L’Afrique s’est encore illustrée par des soucis d’impayés au niveau des primes. Quand on voit les sommes allouées en cas de qualification par la FIFA, les contrats sur l’image des différentes nations, le nombre du personnel non-sportif (familles des dirigeants etc…) qui accompagnent le staff national, on peut se poser des questions sur non seulement la transparence mais aussi sur la clairvoyance des instances dirigeantes.
Les politiques devraient laisser le sport à ses acteurs et ne pas en faire un outil d’enrichissement personnel (surtout si c’est de manière frauduleuse).

VI – Résoudre les problèmes de prime en amont de la compétition

Les qualifications se sont achevées courant Novembre 2013 et les débats sur les primes ont eu lieu au mois de Juin 2014. 8 mois sans aucun échange, ni négociations ? Les joueurs auraient déjà pu mettre en parenthèse plusieurs matchs amicaux hivernaux pour démontrer le sérieux de leur démarche. Bien évidemment, l’attitude des fédérations n’est même pas à commenter.

VII – Le choix de l’encadrement et de l’organisation managériale

Les récents échecs des nations africaines découlent aussi d’une absence de fil conducteur dans la gestion des affaires. L’éviction de Paul Leguen en 2010 (pourtant auteur d’un retour miraculeux pour les qualifs’), l’éviction de Coach Vahid en 2010 de la Côte d’Ivoire, le départ de Vahid en 2014 de l’Algérie (du fait de nombreuses altercations avec la fédération et certains médias) sont des exemples marquants de la politique de recrutement des entraîneurs.
Les fédérations ont tendance à oublier que l’équipe nationale, ça n’est pas un mois de travail qui est jugé tout les 4 ans mais exactement l’opposé (4 ans mis en balance sur 1 mois). Il convient donc de bien définir le profil de son entraîneur, ses envies, ses projets, les chantiers à mener à tous les niveaux du sport (des jeunes qui sont la base aux seniors A).
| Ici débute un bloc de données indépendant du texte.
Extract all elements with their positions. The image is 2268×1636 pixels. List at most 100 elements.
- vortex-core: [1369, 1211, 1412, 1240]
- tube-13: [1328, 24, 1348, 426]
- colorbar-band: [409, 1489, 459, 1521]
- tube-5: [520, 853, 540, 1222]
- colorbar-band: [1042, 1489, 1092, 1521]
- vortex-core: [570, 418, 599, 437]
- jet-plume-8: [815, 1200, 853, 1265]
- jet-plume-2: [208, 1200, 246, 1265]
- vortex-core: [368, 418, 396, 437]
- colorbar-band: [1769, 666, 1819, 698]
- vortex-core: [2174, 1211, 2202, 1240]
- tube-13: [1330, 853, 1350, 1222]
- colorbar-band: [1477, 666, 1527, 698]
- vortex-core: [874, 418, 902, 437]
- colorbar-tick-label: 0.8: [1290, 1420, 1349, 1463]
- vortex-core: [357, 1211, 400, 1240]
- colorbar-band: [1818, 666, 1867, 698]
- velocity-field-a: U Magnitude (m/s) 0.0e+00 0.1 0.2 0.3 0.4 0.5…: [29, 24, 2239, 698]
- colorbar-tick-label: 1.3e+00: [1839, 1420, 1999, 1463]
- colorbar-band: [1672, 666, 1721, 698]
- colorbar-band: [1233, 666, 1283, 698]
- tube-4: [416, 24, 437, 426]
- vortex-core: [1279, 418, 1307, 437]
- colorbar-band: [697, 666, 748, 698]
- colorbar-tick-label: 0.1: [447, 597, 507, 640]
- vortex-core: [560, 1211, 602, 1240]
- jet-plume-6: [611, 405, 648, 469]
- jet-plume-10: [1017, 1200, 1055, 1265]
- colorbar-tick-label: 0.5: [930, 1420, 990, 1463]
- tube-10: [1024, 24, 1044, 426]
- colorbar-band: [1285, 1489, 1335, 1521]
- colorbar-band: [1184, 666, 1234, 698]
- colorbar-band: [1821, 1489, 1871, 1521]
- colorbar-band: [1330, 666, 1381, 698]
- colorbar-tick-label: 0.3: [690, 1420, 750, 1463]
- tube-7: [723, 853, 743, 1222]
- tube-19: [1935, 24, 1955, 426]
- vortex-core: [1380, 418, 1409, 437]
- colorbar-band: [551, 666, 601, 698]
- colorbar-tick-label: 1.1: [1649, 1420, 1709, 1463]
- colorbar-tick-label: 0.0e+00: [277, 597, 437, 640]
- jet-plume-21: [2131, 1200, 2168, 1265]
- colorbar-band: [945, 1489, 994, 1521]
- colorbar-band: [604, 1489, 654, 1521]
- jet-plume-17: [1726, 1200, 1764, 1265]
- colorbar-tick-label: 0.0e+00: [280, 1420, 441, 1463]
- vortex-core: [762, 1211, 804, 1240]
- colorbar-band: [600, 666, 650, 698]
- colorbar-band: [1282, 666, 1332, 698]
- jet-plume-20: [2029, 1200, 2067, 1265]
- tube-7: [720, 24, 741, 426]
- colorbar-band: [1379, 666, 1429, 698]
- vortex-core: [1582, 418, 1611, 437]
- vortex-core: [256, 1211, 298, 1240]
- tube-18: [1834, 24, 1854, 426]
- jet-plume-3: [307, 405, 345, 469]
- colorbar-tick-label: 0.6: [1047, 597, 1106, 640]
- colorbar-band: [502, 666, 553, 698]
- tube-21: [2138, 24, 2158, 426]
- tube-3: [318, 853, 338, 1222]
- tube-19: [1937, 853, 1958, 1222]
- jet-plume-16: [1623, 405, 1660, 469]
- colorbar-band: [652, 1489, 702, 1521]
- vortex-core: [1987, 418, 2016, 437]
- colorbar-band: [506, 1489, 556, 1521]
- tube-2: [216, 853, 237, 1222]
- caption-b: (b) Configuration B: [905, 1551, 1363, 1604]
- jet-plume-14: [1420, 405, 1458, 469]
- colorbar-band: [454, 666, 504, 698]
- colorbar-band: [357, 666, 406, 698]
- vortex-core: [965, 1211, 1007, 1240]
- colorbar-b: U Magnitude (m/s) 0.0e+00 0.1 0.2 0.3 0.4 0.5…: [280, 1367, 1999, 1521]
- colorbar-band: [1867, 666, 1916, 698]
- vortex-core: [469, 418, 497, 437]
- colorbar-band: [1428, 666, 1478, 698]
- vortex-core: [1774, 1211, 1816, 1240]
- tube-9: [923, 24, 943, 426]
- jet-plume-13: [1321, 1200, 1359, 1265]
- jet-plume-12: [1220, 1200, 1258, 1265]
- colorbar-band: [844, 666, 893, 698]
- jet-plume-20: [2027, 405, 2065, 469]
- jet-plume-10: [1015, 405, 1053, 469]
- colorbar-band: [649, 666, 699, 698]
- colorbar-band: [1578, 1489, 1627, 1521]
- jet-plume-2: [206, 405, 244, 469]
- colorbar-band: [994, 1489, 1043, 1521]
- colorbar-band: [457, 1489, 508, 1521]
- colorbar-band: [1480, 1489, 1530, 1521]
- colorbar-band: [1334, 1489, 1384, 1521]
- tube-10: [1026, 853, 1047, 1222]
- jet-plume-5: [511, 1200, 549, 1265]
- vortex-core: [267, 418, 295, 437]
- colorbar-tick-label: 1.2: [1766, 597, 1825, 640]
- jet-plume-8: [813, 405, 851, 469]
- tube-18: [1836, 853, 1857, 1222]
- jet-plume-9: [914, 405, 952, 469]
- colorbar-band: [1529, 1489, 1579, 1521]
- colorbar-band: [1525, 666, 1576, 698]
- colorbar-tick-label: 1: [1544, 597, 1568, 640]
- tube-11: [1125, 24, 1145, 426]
Est-il préférable d’avoir un entraîneur local ou un entraîneur expérimenté européen ou sud-américain ?
Quelles sont les prérogatives du DTN, de l’entraîneur national de l’équipe première ? Il faut bien évidemment que cessent toutes ces doubles listes avec des joueurs que l’entraîneur découvre lors des rassemblements. Le travail des uns et des autres doit être respecté.

Le chemin est long. Il est forcément à mettre en parallèle avec un modèle de fonctionnement au quotidien et un large déficit organisationnel et logistique. C’est plus un problème de société et de mauvaises habitudes. L’Afrique doit panser ses plaies et se restructurer (pas qu’en matière de sport). Le continent progresse, certes moins vite, mais avance tout de même. L’idée, ce serait de mettre le bleu de chauffe, car nous ne disposons pas du plus grand marché économique à l’échelle mondiale et sommes du coup appelés à en faire plus pour parvenir aux mêmes résultats que les autres.